United States Oil Supply Still Constrained
The news of the easing of COVID restrictions is a positive catalyst that supports oil movements in the short term. The reason is, China is the world's largest oil importer.
That is why; the economic conditions there can determine the prospects for global oil demand. In addition, oil supplies in China's domestic market have reportedly been reduced.
That was as refiner centers in the country are spending export quotas for 2022. This prompted gasoline and diesel exports to soar to a year-high in November.
Separately, the Keystone oil pipeline leak is still an important catalyst for the movement of United States crude. That is why; market participants always look for the updates.
Disconnected Channels Reduce the Oil Supplies
The disconnection of the distribution channel connecting Canada to the oil refinery hub in the America Midwest region risks reducing supplies by about 622,000 barrels per day or 6 per cent of the national production.
To combat this, the Department of Energy in that country plans to purchase large quantities of crude oil to replenish their strategic oil reserves. Elsewhere, the Gold prices managed to rebound above $1790 a troy ounce.
It is especially after a Federal Reserve rate hike sparked market concerns over the risk of a US recession. Previously, gold was under pressure after the Fed announced a hike rate of 50 basis points.
That is also after that institution projected a higher terminal rate in 2023. Meanwhile, the European Central Bank (ECB) also decided to raise interest rates by 50 basis points.
China wants to Accelerate the Growth
It seems that ECB indicated a further rate hike to curb inflation in a sustainable manner. Still from China, that country has experienced three waves of COVID-19 after Beijing decided to ease restrictions on activity.
However, they still plans to ramp up economic improvements in 2023. There is no doubt that market demand has been affected.
China has been determined to counter all pessimism about the economy, and will do whatever it takes to accelerate growth. That was said by Naeem Aslam, an analyst at Avatrade.
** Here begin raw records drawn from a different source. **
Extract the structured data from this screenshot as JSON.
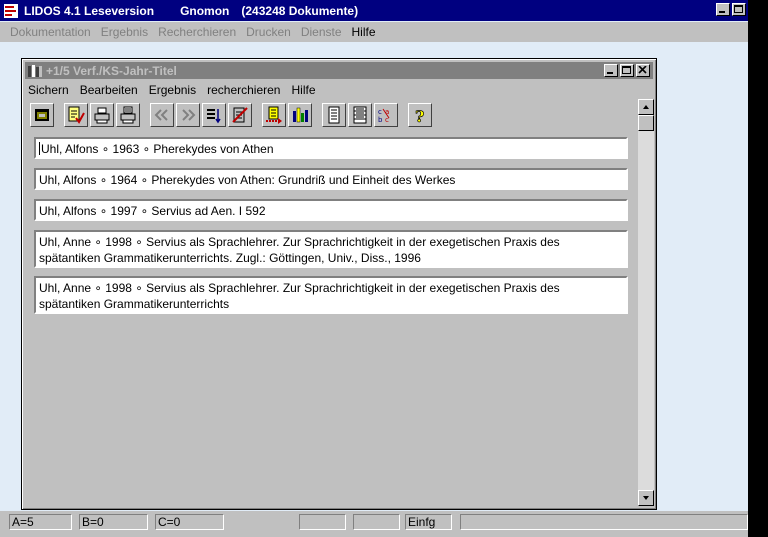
{
  "app": {
    "title": "LIDOS 4.1 Leseversion",
    "database": "Gnomon",
    "doc_count": "(243248 Dokumente)"
  },
  "app_menu": [
    {
      "label": "Dokumentation",
      "enabled": false
    },
    {
      "label": "Ergebnis",
      "enabled": false
    },
    {
      "label": "Recherchieren",
      "enabled": false
    },
    {
      "label": "Drucken",
      "enabled": false
    },
    {
      "label": "Dienste",
      "enabled": false
    },
    {
      "label": "Hilfe",
      "enabled": true
    }
  ],
  "child_window": {
    "title": "+1/5  Verf./KS-Jahr-Titel"
  },
  "child_menu": [
    "Sichern",
    "Bearbeiten",
    "Ergebnis",
    "recherchieren",
    "Hilfe"
  ],
  "toolbar": [
    "window-icon",
    "edit-check-icon",
    "print-icon",
    "print-list-icon",
    "first-record-icon",
    "last-record-icon",
    "sort-icon",
    "delete-icon",
    "export-icon",
    "statistics-icon",
    "document-icon",
    "list-icon",
    "abc-sort-icon",
    "help-icon"
  ],
  "records": [
    "Uhl, Alfons ∘ 1963 ∘ Pherekydes von Athen",
    "Uhl, Alfons ∘ 1964 ∘ Pherekydes von Athen: Grundriß und Einheit des Werkes",
    "Uhl, Alfons ∘ 1997 ∘ Servius ad Aen. I 592",
    "Uhl, Anne ∘ 1998 ∘ Servius als Sprachlehrer. Zur Sprachrichtigkeit in der exegetischen Praxis des spätantiken Grammatikerunterrichts. Zugl.: Göttingen, Univ., Diss., 1996",
    "Uhl, Anne ∘ 1998 ∘ Servius als Sprachlehrer. Zur Sprachrichtigkeit in der exegetischen Praxis des spätantiken Grammatikerunterrichts"
  ],
  "status": {
    "a": "A=5",
    "b": "B=0",
    "c": "C=0",
    "mode": "Einfg"
  },
  "colors": {
    "titlebar": "#000080",
    "inactive_titlebar": "#808080",
    "desktop": "#e1ecf7",
    "face": "#c0c0c0"
  }
}
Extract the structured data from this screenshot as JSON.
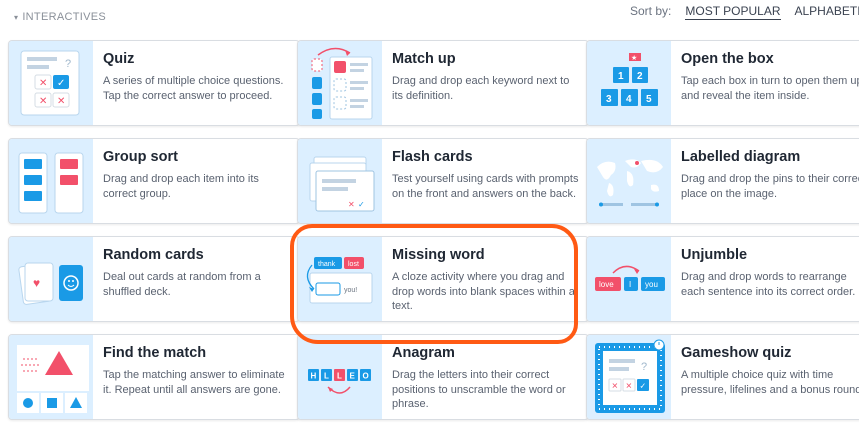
{
  "section": {
    "caret": "▾",
    "label": "INTERACTIVES"
  },
  "sort": {
    "label": "Sort by:",
    "options": [
      "MOST POPULAR",
      "ALPHABETICAL"
    ],
    "active": "MOST POPULAR"
  },
  "cards": [
    {
      "title": "Quiz",
      "desc": "A series of multiple choice questions. Tap the correct answer to proceed."
    },
    {
      "title": "Match up",
      "desc": "Drag and drop each keyword next to its definition."
    },
    {
      "title": "Open the box",
      "desc": "Tap each box in turn to open them up and reveal the item inside."
    },
    {
      "title": "Group sort",
      "desc": "Drag and drop each item into its correct group."
    },
    {
      "title": "Flash cards",
      "desc": "Test yourself using cards with prompts on the front and answers on the back."
    },
    {
      "title": "Labelled diagram",
      "desc": "Drag and drop the pins to their correct place on the image."
    },
    {
      "title": "Random cards",
      "desc": "Deal out cards at random from a shuffled deck."
    },
    {
      "title": "Missing word",
      "desc": "A cloze activity where you drag and drop words into blank spaces within a text."
    },
    {
      "title": "Unjumble",
      "desc": "Drag and drop words to rearrange each sentence into its correct order."
    },
    {
      "title": "Find the match",
      "desc": "Tap the matching answer to eliminate it. Repeat until all answers are gone."
    },
    {
      "title": "Anagram",
      "desc": "Drag the letters into their correct positions to unscramble the word or phrase."
    },
    {
      "title": "Gameshow quiz",
      "desc": "A multiple choice quiz with time pressure, lifelines and a bonus round."
    }
  ],
  "thumb_text": {
    "open_box_numbers": [
      "1",
      "2",
      "3",
      "4",
      "5"
    ],
    "missing_word_words": [
      "thank",
      "lost",
      "you!"
    ],
    "unjumble_words": [
      "love",
      "I",
      "you"
    ],
    "anagram_letters": [
      "H",
      "L",
      "L",
      "E",
      "O"
    ],
    "gameshow_marks": [
      "✕",
      "✕",
      "✓"
    ]
  },
  "colors": {
    "thumb_bg": "#dcefff",
    "blue": "#1a9ae6",
    "red": "#f2506a",
    "highlight": "#ff5a14"
  }
}
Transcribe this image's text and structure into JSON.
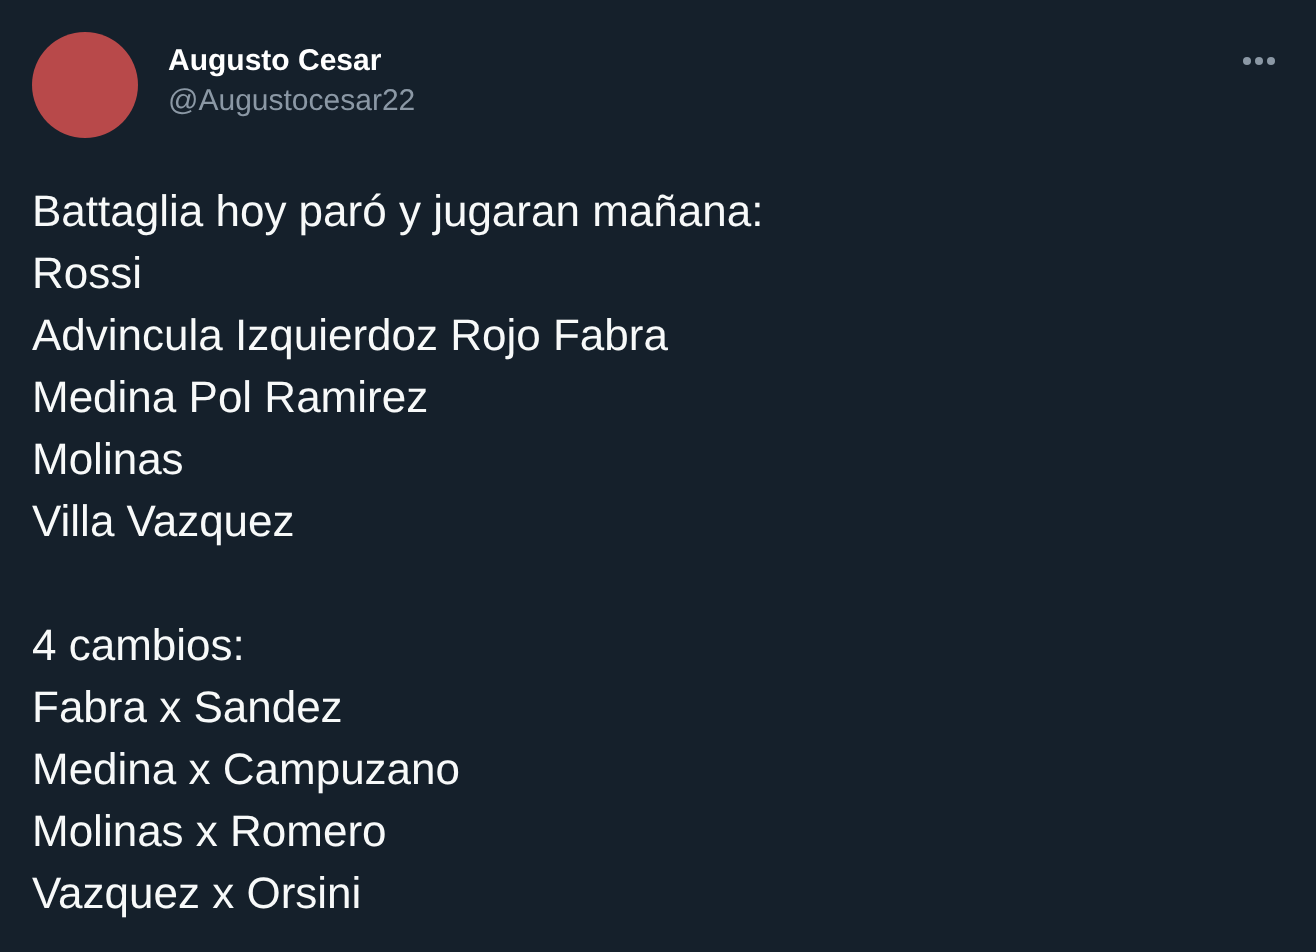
{
  "author": {
    "name": "Augusto Cesar",
    "handle": "@Augustocesar22"
  },
  "tweet": {
    "paragraphs": [
      [
        "Battaglia hoy paró y jugaran mañana:",
        "Rossi",
        "Advincula Izquierdoz Rojo Fabra",
        "Medina Pol Ramirez",
        "Molinas",
        "Villa Vazquez"
      ],
      [
        "4 cambios:",
        "Fabra x Sandez",
        "Medina x Campuzano",
        "Molinas x Romero",
        "Vazquez x Orsini"
      ]
    ]
  }
}
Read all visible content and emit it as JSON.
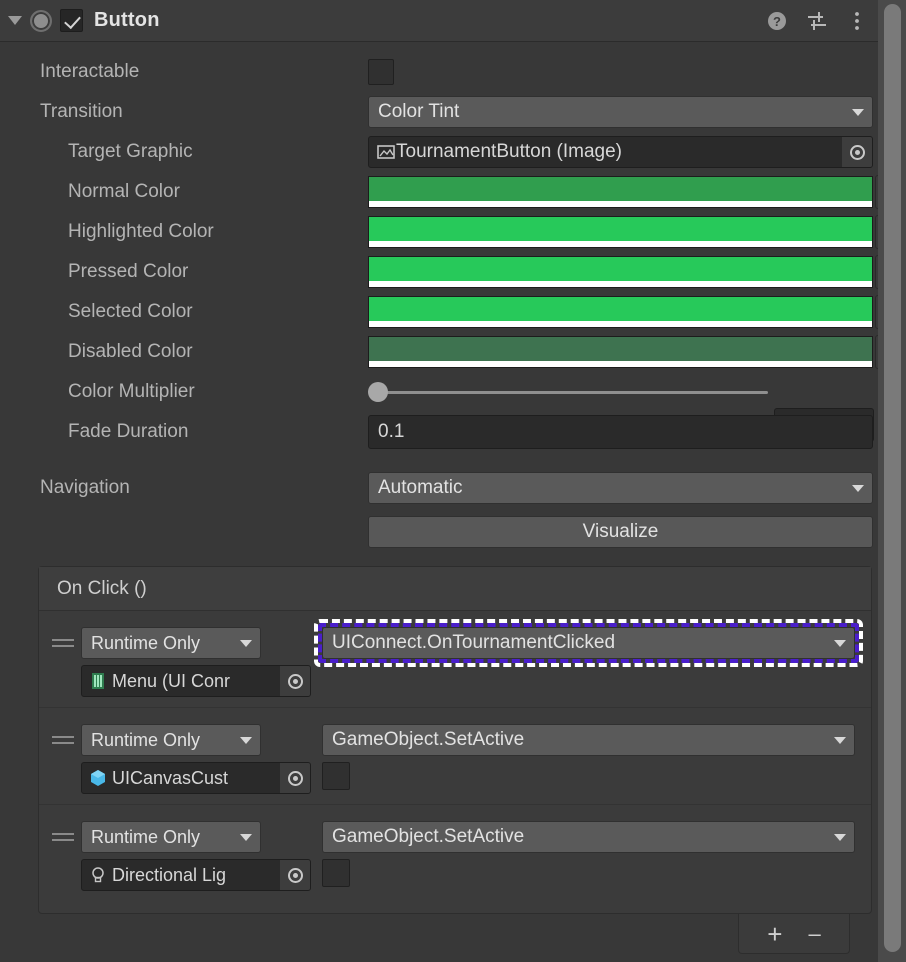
{
  "header": {
    "title": "Button",
    "enabled_checkbox": true,
    "foldout_expanded": true,
    "icons": [
      "help-icon",
      "preset-icon",
      "more-menu-icon"
    ]
  },
  "properties": {
    "interactable": {
      "label": "Interactable",
      "value": false
    },
    "transition": {
      "label": "Transition",
      "value": "Color Tint"
    },
    "target_graphic": {
      "label": "Target Graphic",
      "value": "TournamentButton (Image)"
    },
    "normal_color": {
      "label": "Normal Color",
      "value": "#309E4E"
    },
    "highlighted_color": {
      "label": "Highlighted Color",
      "value": "#27C95A"
    },
    "pressed_color": {
      "label": "Pressed Color",
      "value": "#27C95A"
    },
    "selected_color": {
      "label": "Selected Color",
      "value": "#27C95A"
    },
    "disabled_color": {
      "label": "Disabled Color",
      "value": "#3E7350"
    },
    "color_multiplier": {
      "label": "Color Multiplier",
      "value": "1"
    },
    "fade_duration": {
      "label": "Fade Duration",
      "value": "0.1"
    },
    "navigation": {
      "label": "Navigation",
      "value": "Automatic"
    },
    "visualize": {
      "label": "Visualize"
    }
  },
  "on_click": {
    "title": "On Click ()",
    "events": [
      {
        "mode": "Runtime Only",
        "function": "UIConnect.OnTournamentClicked",
        "object": "Menu (UI Conr",
        "object_icon": "script-icon",
        "highlighted": true,
        "has_bool_arg": false
      },
      {
        "mode": "Runtime Only",
        "function": "GameObject.SetActive",
        "object": "UICanvasCust",
        "object_icon": "prefab-icon",
        "highlighted": false,
        "has_bool_arg": true,
        "bool_arg": false
      },
      {
        "mode": "Runtime Only",
        "function": "GameObject.SetActive",
        "object": "Directional Lig",
        "object_icon": "light-icon",
        "highlighted": false,
        "has_bool_arg": true,
        "bool_arg": false
      }
    ],
    "add_label": "+",
    "remove_label": "–"
  },
  "colors": {
    "panel_bg": "#383838",
    "header_bg": "#3c3c3c",
    "field_dark": "#2a2a2a",
    "field_light": "#5a5a5a",
    "highlight_purple": "#4a1ecb",
    "highlight_white": "#ffffff",
    "text": "#b4b4b4"
  }
}
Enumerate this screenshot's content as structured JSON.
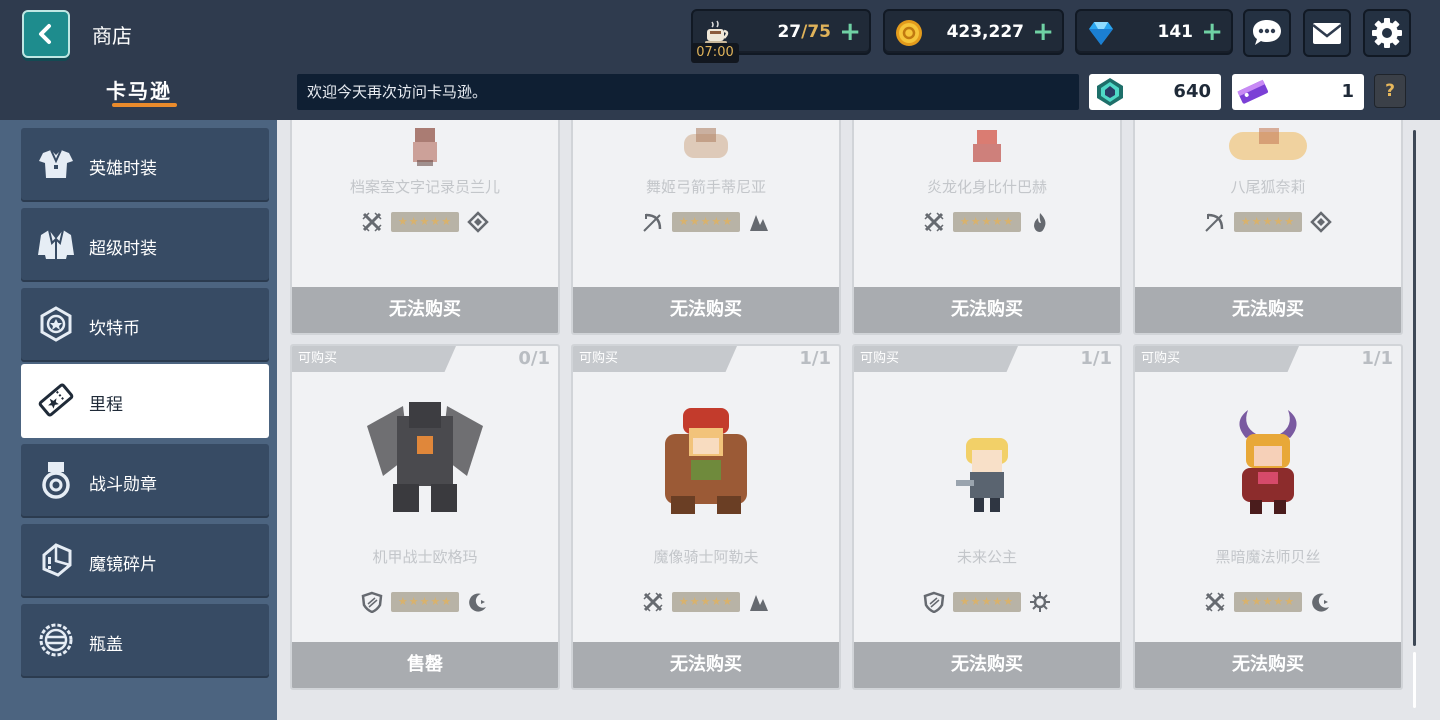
{
  "header": {
    "title": "商店",
    "resources": {
      "stamina": {
        "current": "27",
        "max": "/75",
        "timer": "07:00",
        "icon": "coffee-cup-icon"
      },
      "gold": {
        "value": "423,227",
        "icon": "gold-coin-icon"
      },
      "gems": {
        "value": "141",
        "icon": "diamond-icon"
      }
    },
    "plus": "+",
    "icons": [
      "chat-bubble-icon",
      "mail-icon",
      "gear-icon"
    ]
  },
  "subheader": {
    "shop_name": "卡马逊",
    "notice": "欢迎今天再次访问卡马逊。",
    "currency_1": {
      "value": "640",
      "icon": "green-crest-icon"
    },
    "currency_2": {
      "value": "1",
      "icon": "ticket-icon"
    },
    "help": "?"
  },
  "sidebar": {
    "items": [
      {
        "label": "英雄时装",
        "icon": "hero-costume-icon",
        "active": false
      },
      {
        "label": "超级时装",
        "icon": "super-costume-icon",
        "active": false
      },
      {
        "label": "坎特币",
        "icon": "kanterbury-coin-icon",
        "active": false
      },
      {
        "label": "里程",
        "icon": "mileage-ticket-icon",
        "active": true
      },
      {
        "label": "战斗勋章",
        "icon": "battle-medal-icon",
        "active": false
      },
      {
        "label": "魔镜碎片",
        "icon": "mirror-shard-icon",
        "active": false
      },
      {
        "label": "瓶盖",
        "icon": "bottle-cap-icon",
        "active": false
      }
    ]
  },
  "shop": {
    "row1": [
      {
        "name": "档案室文字记录员兰儿",
        "button": "无法购买",
        "role_icon": "sword-icon",
        "element_icon": "earth-icon"
      },
      {
        "name": "舞姬弓箭手蒂尼亚",
        "button": "无法购买",
        "role_icon": "bow-icon",
        "element_icon": "earth-icon"
      },
      {
        "name": "炎龙化身比什巴赫",
        "button": "无法购买",
        "role_icon": "sword-icon",
        "element_icon": "fire-icon"
      },
      {
        "name": "八尾狐奈莉",
        "button": "无法购买",
        "role_icon": "bow-icon",
        "element_icon": "basic-icon"
      }
    ],
    "row2": [
      {
        "badge": "可购买",
        "count": "0/1",
        "name": "机甲战士欧格玛",
        "button": "售罄",
        "role_icon": "shield-icon",
        "element_icon": "dark-icon"
      },
      {
        "badge": "可购买",
        "count": "1/1",
        "name": "魔像骑士阿勒夫",
        "button": "无法购买",
        "role_icon": "sword-icon",
        "element_icon": "earth-icon"
      },
      {
        "badge": "可购买",
        "count": "1/1",
        "name": "未来公主",
        "button": "无法购买",
        "role_icon": "shield-icon",
        "element_icon": "light-icon"
      },
      {
        "badge": "可购买",
        "count": "1/1",
        "name": "黑暗魔法师贝丝",
        "button": "无法购买",
        "role_icon": "sword-icon",
        "element_icon": "dark-icon"
      }
    ],
    "stars": "★★★★★"
  }
}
West Texas Intermediate crude rose yesterday to the $76.60 per barrel area. In fact, people still have fears of a major recession going on and that hasn't gone away.
Crude Oil Rallied to $140
It will be difficult to see significant gains as said by Bob Yawger, a Mizuho's director of energy trading. Crude oil briefly rallied to the $140s a barrel this year after Russia invaded Ukraine in February.
After that, fears of oversupply and recession put pressure on oil prices. EU energy ministers yesterday agreed to cap Russian oil prices to be effective by 15 next month.
Meanwhile, the Federal Reserve (Fed) and the Europena Central Bank (ECB) last week raised their interest rates. It seems that they also want to raise interest rates again in the coming months.
Elsewhere, the Bank of Japan may change its monetary policy. The prospect of further interest rates could hurt economic growth next year and potentially depress crude oil demand.